Thousands of Matanuska-Susitna Borough students have now gone without bus service for more than two weeks. And there’s still no end in sight.
Bus drivers continue to strike over their contract. The company that employs them says it won’t return to negotiations for at least a week.
For families caught in the middle, it’s becoming a big problem.
“It’s been really rough on us,” Kent Schiebl, a father of two, told the local school board Wednesday night. “My wife had to resign from her job, and we’re down to one income because of no child care available to get our kids to and from school.”
Schiebel was among dozens of parents, bus drivers and community members who packed the Matanuska-Susitna Borough School Board meeting. They told the board of issues ranging from complicated carpools to bus safety to a lack of transportation access for students who have special needs. Most who testified blamed the operator of the buses, Durham School Services, for the ongoing strike. That included Kenneth McClamrock, one of many drivers decked out in bright chartreuse safety vests.
“We’re told by our dispatch from Durham — warning lights come on the dash, your check engine comes on, your ABS comes on, your reach inner triangle comes on — ‘Keep driving. Keep going as long as your gauges look good,’” McClamrock said. “We’re driving until the buses shut down.”
The drivers’ strike started Jan. 31. And contract negotiations came to a halt last week when Durham officials abruptly ended a negotiations meeting after presenting their last, best offer to the union. An email from regional Durham official Will Zimmerman to the union suggested meeting again, “in a week or two to learn if setting a new bargaining date might be fruitful.”
That means 6,000 to 7,000 of the district’s students will continue to have no bus service indefinitely.
Mat-Su Superintendent Randy Trani said the district is in an impossible spot.
Community members have called for the district to terminate the contract with Durham. But Trani said it’s not that simple, and it wouldn’t immediately end the strike.
“If magically, another contractor came in — literally with magic — and they had 160 buses, you’d still be negotiating a contract with a new place,” Trani said.

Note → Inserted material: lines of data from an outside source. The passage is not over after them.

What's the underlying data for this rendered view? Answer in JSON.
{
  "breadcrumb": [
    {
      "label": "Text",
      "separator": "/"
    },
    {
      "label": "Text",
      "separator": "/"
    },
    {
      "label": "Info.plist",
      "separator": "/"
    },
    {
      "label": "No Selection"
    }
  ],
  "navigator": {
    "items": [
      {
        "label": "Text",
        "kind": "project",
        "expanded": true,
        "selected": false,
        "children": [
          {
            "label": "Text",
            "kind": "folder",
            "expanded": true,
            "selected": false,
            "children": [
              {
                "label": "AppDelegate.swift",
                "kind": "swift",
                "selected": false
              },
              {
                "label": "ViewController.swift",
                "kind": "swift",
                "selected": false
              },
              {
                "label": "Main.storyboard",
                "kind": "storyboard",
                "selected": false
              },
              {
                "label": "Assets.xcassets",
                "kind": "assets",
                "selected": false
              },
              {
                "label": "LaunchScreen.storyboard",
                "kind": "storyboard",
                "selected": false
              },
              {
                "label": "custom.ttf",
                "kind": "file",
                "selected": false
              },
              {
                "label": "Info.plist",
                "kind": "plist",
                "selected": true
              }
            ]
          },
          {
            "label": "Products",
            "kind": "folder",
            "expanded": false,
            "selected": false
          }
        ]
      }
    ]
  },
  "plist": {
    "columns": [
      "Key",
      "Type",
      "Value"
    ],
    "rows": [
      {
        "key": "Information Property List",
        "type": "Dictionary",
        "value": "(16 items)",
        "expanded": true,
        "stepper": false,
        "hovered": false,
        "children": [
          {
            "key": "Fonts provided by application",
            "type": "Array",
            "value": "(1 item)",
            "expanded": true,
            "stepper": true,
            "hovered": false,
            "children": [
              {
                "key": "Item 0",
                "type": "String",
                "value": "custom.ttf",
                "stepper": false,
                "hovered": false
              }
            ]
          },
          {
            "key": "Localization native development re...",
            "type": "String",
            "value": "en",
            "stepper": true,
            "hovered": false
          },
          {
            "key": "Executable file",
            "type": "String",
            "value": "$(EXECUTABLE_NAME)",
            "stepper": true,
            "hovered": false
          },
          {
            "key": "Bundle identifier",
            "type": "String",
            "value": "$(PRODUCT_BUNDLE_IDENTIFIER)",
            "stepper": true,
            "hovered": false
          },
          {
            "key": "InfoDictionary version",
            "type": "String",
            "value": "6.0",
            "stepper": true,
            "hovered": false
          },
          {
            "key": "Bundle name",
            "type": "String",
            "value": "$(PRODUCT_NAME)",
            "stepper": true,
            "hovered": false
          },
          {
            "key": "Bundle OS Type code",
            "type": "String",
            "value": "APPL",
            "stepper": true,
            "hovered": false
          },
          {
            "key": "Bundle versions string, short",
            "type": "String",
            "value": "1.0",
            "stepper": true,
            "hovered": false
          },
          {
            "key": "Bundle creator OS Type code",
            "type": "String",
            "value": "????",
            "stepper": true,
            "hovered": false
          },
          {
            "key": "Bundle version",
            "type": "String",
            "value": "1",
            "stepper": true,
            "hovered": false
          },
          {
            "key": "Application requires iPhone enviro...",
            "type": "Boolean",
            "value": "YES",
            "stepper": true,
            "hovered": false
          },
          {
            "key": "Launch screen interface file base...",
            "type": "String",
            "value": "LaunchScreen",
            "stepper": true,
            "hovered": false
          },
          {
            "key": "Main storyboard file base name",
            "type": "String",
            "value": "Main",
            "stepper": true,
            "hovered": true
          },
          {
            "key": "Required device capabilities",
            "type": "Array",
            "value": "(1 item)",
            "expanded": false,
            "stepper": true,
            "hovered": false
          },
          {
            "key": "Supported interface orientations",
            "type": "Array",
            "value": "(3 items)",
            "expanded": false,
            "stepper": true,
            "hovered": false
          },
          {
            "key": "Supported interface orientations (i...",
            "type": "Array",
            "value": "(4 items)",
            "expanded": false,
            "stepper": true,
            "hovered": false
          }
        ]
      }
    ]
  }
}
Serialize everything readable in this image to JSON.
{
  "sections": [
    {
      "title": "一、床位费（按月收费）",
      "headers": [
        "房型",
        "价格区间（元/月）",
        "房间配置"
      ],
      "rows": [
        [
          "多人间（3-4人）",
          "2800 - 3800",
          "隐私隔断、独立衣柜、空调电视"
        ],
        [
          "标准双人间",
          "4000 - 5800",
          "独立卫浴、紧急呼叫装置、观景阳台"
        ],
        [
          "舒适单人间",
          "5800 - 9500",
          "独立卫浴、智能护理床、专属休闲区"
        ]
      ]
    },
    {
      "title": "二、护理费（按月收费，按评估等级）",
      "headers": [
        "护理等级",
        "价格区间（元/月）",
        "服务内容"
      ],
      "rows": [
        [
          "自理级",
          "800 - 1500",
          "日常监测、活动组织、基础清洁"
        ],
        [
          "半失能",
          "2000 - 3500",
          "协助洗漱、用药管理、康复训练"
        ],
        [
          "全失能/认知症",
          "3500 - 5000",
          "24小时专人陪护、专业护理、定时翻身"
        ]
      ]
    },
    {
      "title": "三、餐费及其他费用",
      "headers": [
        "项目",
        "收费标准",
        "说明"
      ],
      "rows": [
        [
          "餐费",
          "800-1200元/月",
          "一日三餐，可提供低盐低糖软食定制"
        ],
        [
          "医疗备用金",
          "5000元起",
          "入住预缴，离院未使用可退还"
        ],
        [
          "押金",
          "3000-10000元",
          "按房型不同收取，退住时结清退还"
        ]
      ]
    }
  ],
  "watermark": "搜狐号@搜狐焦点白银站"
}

He also said there could be legal issues with suddenly cancelling the contract, and the school district may not seem like a good place for other contractors if it called off a 10-year contract, six months in.
Even before the strike, Durham had been the subject of controversy, with rolling bus cancellations and failure to get proper permits before it began operating in the Mat-Su. Edward Flavin, spokesman for Durham parent company National Express, said the company has been working with the school district to ensure it gets the proper permits.
“We were new to the state of Alaska when we started operations last year and worked quickly to understand and comply with all that is required to operate here,” Flavin wrote in a statement.
Flavin did not respond to questions about bus safety complaints.
Trani said the district can’t interfere with the contract negotiations directly, and there’s not a lot it can do to hold Durham accountable.
“The way that we can hold Durham accountable is through the contract,” Trani said. “That’s our mechanism.”
At the meeting, Trani presented a list of alternative transportation options. The suggestions included reconfiguring bus services to have longer routes and fewer buses and opening school earlier and later in the day to better work with parent work schedules. He also talked about providing gas cards to families who now have to transport their kids or getting rid of bussing altogether.
“I’m sure everybody has an idea they hate on this list,” Trani said. “The idea was to get information out there for you all to think about.”
In the meantime, parents will have to contend with difficult transportation arrangements as the strike continues.
Parent Audrey White said she’s been driving six kids to school, up from her usual three, to help friends. She said she’s concerned about safety issues, and access for students.
“I have a special needs son who, according to his IEP, is supposed to have services, and doesn’t,” White said. “But with everything that I am finding out about the bus safety, and my brother who drives buses down in the states, I wouldn’t put my son or my daughter back on those buses until they’re fixed.”
During the strike, district officials say 2% of students have been absent, and the district is seeing six to seven students a day transferring out of a Mat-Su school.